29 Mar 12 Beautiful Ducklings
Hi there, my name is Chris.
I recently had the chance to share my experience of being a severely overweight 12-year-old in TAF Club. (You can read that post here.) When I first crafted the post, I did not really have any intention to delve deep into my own childhood and insecurities. In fact, I was quite surprised that somehow the words took me to back to all the teasing, the mocking and the dark memories that I’ve tucked away in some forgotten corner of my brain.
For me, it was a truly cathartic experience, and I was glad I could share it on this platform to someone, anyone who was willing to listen. So, imagine my surprise when I found out the next day that my words reached some 5,000 unique readers. I didn’t know people would be interested to read about the “diaries of a fattie kid” or could even relate to the idea of having layers of excess weight on your body as a child. Because back then, when I was 12, that was my own cloak of unique ugliness, and I felt like no one else was cursed to wear it like I was.
I couldn’t be more wrong.
In response to my post, I received many heartwarming messages from my peers who shared with me their own narratives of change. It was through their stories that I learnt I wasn’t alone when I was 12 and insecure. I wasn’t alone when I wanted to give up on myself. I wasn’t alone when I thought I was the Ugly Duckling who would never grow up beautiful.
Here, I share with you a collection of 12 beautiful ducklings. My hope of doing so is to share with you that many struggle to find beauty in their own skin while growing up. Many share the same woes and frustration of not fitting into an ideal image or category. Many recall the same raw emotions of inadequacy that still lingers even into adulthood. If you do think you can relate to some of these challenges, remember that you are not alone. If you don’t, then do me this favor: cut down on the judgment, be gentle, you don’t know what battles others are fighting.
I was renowned within my extended family to be talented in pushing my spectacles up with my chubby cheeks. I was always the cute fat child who refused to stand on a weighing machine and refused to move from the dining table. The 21 year-old me just wants to tell that younger self this: 'Don't let the jokes and the teasing get you down! Get off your butt and stay healthy! You're beautiful, baby!'
I used to seek endless attention and acknowledgements from other people. I hadn’t realised that the only attention I needed were from people who actually cared about me.
It's almost like I'm looking at two completely different people! The years between then and now have been full of self-discovery, and being more accepting of my body and my flaws and realizing that as a woman, I am so much more than what I physically look like - I am my achievements, my personality, and my humanity combined. This has given me the confidence to flaunt what I got - and dayum I'm killin' it!
Your acne will clear. You will learn to actually do your makeup properly. (You may also regret some decisions.) But most importantly, you will learn to trust yourself and be unapologetic and proud about the things you love!

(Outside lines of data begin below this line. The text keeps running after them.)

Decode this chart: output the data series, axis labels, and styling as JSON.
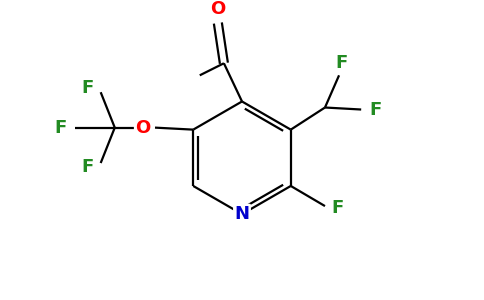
{
  "background_color": "#ffffff",
  "bond_color": "#000000",
  "atom_colors": {
    "N": "#0000cd",
    "O_aldehyde": "#ff0000",
    "O_ether": "#ff0000",
    "F": "#228B22",
    "C": "#000000"
  },
  "figsize": [
    4.84,
    3.0
  ],
  "dpi": 100
}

At 12 I had very crooked and yellow teeth, bangs and very skinny limbs. I wouldn't say I cared very much about how I looked, but I wanted to look as good as I feel. As per many teenagers I went through the whole braces + retainer thingamagic for 2 years, and at 19 I finally decided to cut my hair short and get rid of the bangs! It's still the same me inside, but if anything I feel more confident and comfortable having made these conscious decisions to make myself feel good about how I looked. 🙂
It’s not wrong to decide to change how you look; it’s a part and parcel of discovering yourself. But do it while respecting yourself and your body!
Listen to your mum. She'll be the one telling you how beautiful you are even during your ugly duckling days.
The idea that I will always be the slowest kid in TAF Club is something I may never get rid of. Now, I am satisfied with my body; occasionally happy. I am better. Yet even though the weight has been gone for over 8 years; no matter how beautiful I believe I am, or how many likes I get for a photo, that girl is still there. But I wouldn't be me without her.
I used to be really concerned about whether my childhood crushes would like me if I had acted in a certain way.. Until I realize that FOOD IS TRUE LUV OMNOMNOM.
Sometimes you don't have to grow into a beautiful butterfly. Because you end up growing up as another animal, in my case, a cat!
At 15, still carrying the dregs of my TAF club days, I was starting to worry that puberty had pulled me into a hormonal mess with no intention of letting me out – unable to lose weight and under constant acne assaults, I had all but given up on even trying to look good. If the last eight years have taught me anything, it's that sometimes, you just have to find the style that makes you feel most yourself, and just roll with it!
I guess growing up was never quantified by numbers nor physical looks. For me, embracing the change within has far more value and in a way gives me courage for what's to come.